If Secretary Duque and Mr. Ferrer want to go head on against the Mindanao blockade at PhilHealth, then the quickest way to go about it is to call in a coordinated strike from Malacañang, DOJ, Civil Service Commission, Sandiganbayan, PNP. It is not enough that the PhilHealth resident fights the battle by himself. The endemic and long-term internal conflict in PhilHealth has to be addressed and the process should include its Chairman Secretary Duque as well as the members of the Board, the Office of the President, etc.   If you have a destabilizing rebellion from within that constantly discredits the institution, then it is time to treat them as no less.  From the way Secretary Duque referred to the problem, I was reminded of the state of affairs of the Bureau of Customs. Perhaps it is time to declare certain positions vacant due to insubordination and acts of destabilization by persons concerned, give them a choice to be rotated or removed for cause.

Judging from the past experience of PhilHealth presidents, they were all charged or accused and scandalized through media. They responded with facts and data to clear their names, but none of them hunted down the enemy so to speak. Once the controversy has settled they too settled in their office or their work not realizing that the rebels in PhilHealth were simply gathering accusations, ammunitions, and allies with as much vested interest or covetousness in their guts. Once the rebels found allies and opportunities they struck using their favorite media, political ally or relative with the apparent help of one or two PR practitioners.

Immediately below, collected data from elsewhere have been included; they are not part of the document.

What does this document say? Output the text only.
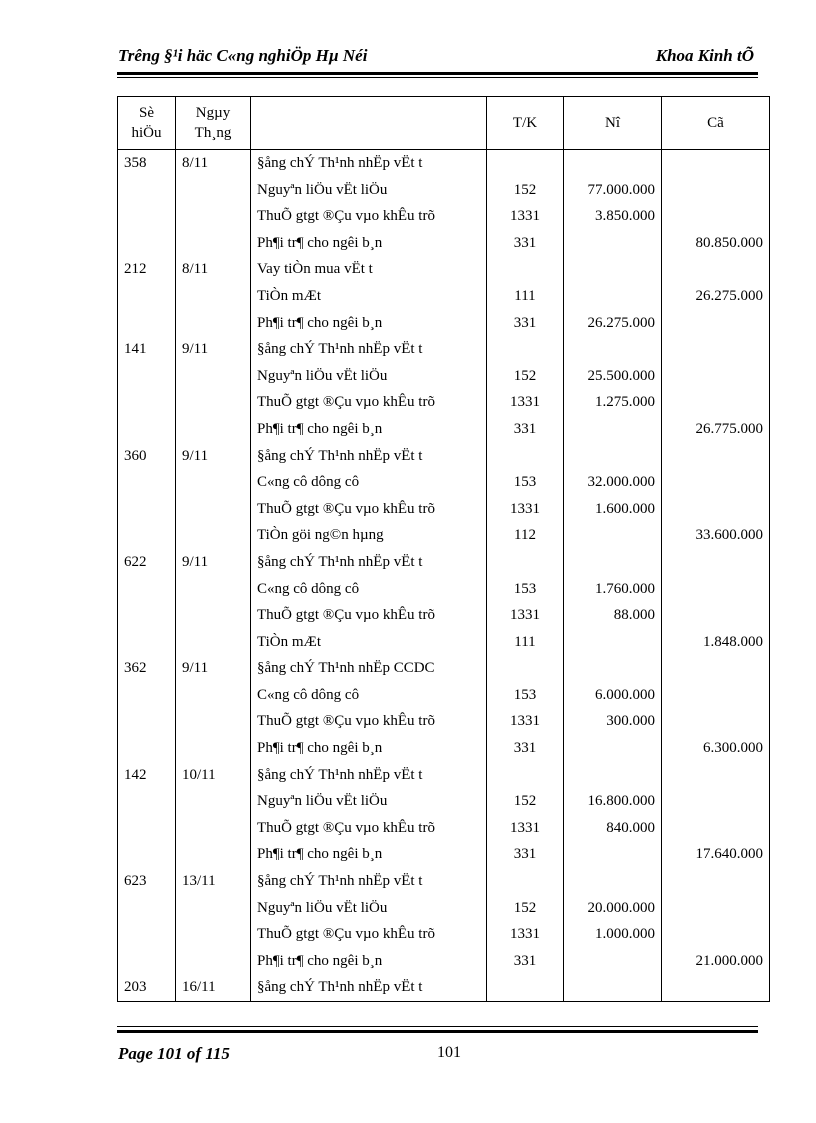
Trêng §¹i häc C«ng nghiÖp Hµ Néi	Khoa Kinh tÕ
Sè
hiÖu	Ngµy
Th¸ng		T/K	Nî	Cã
358	8/11	§ång chÝ Th¹nh nhËp vËt t			
		Nguyªn liÖu vËt liÖu	152	77.000.000	
		ThuÕ gtgt ®Çu vµo khÊu trõ	1331	3.850.000	
		Ph¶i tr¶ cho ngêi b¸n	331		80.850.000
212	8/11	Vay tiÒn mua vËt t			
		TiÒn mÆt	111		26.275.000
		Ph¶i tr¶ cho ngêi b¸n	331	26.275.000	
141	9/11	§ång chÝ Th¹nh nhËp vËt t			
		Nguyªn liÖu vËt liÖu	152	25.500.000	
		ThuÕ gtgt ®Çu vµo khÊu trõ	1331	1.275.000	
		Ph¶i tr¶ cho ngêi b¸n	331		26.775.000
360	9/11	§ång chÝ Th¹nh nhËp vËt t			
		C«ng cô dông cô	153	32.000.000	
		ThuÕ gtgt ®Çu vµo khÊu trõ	1331	1.600.000	
		TiÒn göi ng©n hµng	112		33.600.000
622	9/11	§ång chÝ Th¹nh nhËp vËt t			
		C«ng cô dông cô	153	1.760.000	
		ThuÕ gtgt ®Çu vµo khÊu trõ	1331	88.000	
		TiÒn mÆt	111		1.848.000
362	9/11	§ång chÝ Th¹nh nhËp CCDC			
		C«ng cô dông cô	153	6.000.000	
		ThuÕ gtgt ®Çu vµo khÊu trõ	1331	300.000	
		Ph¶i tr¶ cho ngêi b¸n	331		6.300.000
142	10/11	§ång chÝ Th¹nh nhËp vËt t			
		Nguyªn liÖu vËt liÖu	152	16.800.000	
		ThuÕ gtgt ®Çu vµo khÊu trõ	1331	840.000	
		Ph¶i tr¶ cho ngêi b¸n	331		17.640.000
623	13/11	§ång chÝ Th¹nh nhËp vËt t			
		Nguyªn liÖu vËt liÖu	152	20.000.000	
		ThuÕ gtgt ®Çu vµo khÊu trõ	1331	1.000.000	
		Ph¶i tr¶ cho ngêi b¸n	331		21.000.000
203	16/11	§ång chÝ Th¹nh nhËp vËt t			
Page 101 of 115	101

Someone asked me how can they fight the rebellion? Well, you don’t win the war by simply establishing your innocence or integrity. That was never really the point of the attack. The objective was to get the official out of PhilHealth or out of their way. So do unto others what they would do unto you and just like they do, make it public including those who are giving aid or comfort to the enemy, especially the politicians. The last thing a politician wants is to be perpetually barred from running for public office or exposed.